Dr Odoi regrets the development but said the family can take the matter up and cause the health officials who should have acted but did not, punished.

“We wouldn’t hold brief for any health worker who is negligent on the job.”

But the health officials are not the only problem when it comes to health care delivery in Ghana.

Dr Odoi says much of the issues being faced in the health system has to do with the appalling state of the country’s emergency service system.

He said the incident on Thursday is “just the tip of the iceberg” and that many more of such have occurred and will continue to, until an improved emergency system is put in place.

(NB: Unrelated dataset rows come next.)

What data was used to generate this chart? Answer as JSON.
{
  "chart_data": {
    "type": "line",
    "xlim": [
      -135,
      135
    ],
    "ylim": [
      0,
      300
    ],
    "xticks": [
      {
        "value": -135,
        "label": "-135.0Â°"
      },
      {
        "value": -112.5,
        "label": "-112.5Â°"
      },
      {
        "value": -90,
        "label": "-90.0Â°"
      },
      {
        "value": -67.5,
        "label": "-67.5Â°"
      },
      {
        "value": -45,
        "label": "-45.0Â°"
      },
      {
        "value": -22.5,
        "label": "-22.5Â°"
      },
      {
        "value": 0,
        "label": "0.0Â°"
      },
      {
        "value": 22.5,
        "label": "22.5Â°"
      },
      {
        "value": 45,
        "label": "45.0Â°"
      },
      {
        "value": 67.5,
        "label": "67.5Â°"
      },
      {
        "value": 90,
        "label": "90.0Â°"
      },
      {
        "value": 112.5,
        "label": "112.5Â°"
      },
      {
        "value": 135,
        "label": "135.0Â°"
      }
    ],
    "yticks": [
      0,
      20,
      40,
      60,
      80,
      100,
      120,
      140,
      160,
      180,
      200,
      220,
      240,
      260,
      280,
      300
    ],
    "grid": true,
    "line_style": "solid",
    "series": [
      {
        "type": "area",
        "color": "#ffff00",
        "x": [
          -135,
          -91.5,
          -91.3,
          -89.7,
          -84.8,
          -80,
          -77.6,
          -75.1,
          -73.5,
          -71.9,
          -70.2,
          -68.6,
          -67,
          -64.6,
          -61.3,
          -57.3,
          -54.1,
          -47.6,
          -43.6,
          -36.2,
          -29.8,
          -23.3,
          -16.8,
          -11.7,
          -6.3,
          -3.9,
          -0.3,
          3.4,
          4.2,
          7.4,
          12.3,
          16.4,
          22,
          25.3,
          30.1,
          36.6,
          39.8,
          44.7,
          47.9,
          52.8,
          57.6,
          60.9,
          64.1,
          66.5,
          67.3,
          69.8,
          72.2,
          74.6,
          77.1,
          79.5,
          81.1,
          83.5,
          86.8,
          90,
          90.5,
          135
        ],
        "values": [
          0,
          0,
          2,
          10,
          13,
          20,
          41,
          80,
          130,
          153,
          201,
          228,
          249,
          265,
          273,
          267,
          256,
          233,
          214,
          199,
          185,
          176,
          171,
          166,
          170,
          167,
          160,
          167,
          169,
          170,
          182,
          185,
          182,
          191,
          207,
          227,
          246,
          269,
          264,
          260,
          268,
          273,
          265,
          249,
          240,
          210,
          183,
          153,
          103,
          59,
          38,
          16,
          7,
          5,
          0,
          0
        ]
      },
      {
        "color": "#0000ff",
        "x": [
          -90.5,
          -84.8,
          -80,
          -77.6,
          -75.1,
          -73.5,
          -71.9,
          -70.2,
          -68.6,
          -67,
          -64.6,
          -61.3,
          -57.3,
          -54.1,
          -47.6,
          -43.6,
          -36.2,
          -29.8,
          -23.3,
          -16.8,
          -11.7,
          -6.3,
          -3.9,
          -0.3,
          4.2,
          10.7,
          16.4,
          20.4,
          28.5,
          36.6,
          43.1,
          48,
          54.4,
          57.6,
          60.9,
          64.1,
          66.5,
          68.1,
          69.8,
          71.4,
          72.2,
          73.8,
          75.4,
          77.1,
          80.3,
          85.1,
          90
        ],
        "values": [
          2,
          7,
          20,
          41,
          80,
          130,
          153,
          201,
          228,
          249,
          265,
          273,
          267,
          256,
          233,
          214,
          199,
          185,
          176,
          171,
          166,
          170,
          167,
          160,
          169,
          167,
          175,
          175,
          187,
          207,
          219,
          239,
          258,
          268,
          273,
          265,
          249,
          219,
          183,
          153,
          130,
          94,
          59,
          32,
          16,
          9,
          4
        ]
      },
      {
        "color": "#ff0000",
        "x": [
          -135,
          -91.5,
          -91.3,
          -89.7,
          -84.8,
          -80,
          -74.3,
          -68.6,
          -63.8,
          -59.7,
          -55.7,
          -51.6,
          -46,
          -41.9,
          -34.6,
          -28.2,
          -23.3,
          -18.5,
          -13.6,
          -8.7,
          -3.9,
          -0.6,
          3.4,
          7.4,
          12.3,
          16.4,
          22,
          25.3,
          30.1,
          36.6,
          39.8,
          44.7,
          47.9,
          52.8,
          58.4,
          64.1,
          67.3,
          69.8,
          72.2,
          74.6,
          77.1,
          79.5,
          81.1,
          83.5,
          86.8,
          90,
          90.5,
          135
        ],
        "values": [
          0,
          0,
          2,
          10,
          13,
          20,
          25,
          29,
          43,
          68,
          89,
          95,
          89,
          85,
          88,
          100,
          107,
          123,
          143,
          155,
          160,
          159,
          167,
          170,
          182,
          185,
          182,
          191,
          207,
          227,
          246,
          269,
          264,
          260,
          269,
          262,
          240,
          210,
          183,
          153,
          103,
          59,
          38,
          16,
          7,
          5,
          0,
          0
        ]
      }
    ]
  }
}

Sharing his experience after working at the country’s largest referral hospital, Korle Bu, Dr Odoi made shocking revelations of how doctors have had to improvise and make the most of dire situations because of the lack of basic medical equipment.

“At the Korle Bu Obstetrics and Gynecology Unit, there are only two theatres for caesarian sections…so at a point in time, if you have an emergency and two goes in, that’s it. It is very sad.”

He told the story of a pregnant woman who had to lose one of her twin babies because at the time there was the need to rush her in for surgery, all two theatres were occupied.

“There were doctors and residents available who could do a CS but there were only two theatres which were filled. We lost the second baby…the mother only sent home one baby.”

The problems in the emergency system of health care delivery, for Dr Odoi are more serious than what is known and until some drastic measures are taken, nothing will change.

“If we don’t put priority to our emergency services, then we are losing the battle,” he said calling on the public to “get angry and strike because there are no health equipment, the logistics are bad.”

Dr Odoi is not alone, another doctor who was on the show expressed same sentiments.

Mawuena Hafeh

Agreeing with a suggestion by the Health Minister, Kwaku Angyenmang Manu that, emergency cases should be attended to as soon as they are reported, Dr Mawuena Hafeh, however, said the best service can only be given if the right systems are in place.

With an ambulance service that is almost non-existent, “If the person has had a cardiac arrest and comes to you in a place like Korle Bu, you would have to nurse outside the person in a taxi, because there are no beds.

“Assuming we can put the person on the floor and start CPR, do you think people’s relatives will be okay to see CPR done on the floor,” he queried.

For Dr Hafeh, even after that is done, maintaining the life that has been saved is a different issue altogether, stressing like his counterpart, that there are more problems in the health sector than the public is aware of.

He said if the adequate system is put in place, it will not be the duty of the doctor to call hospitals in search of a bed for patients because “It is not the work of the doctor to do administrative work.”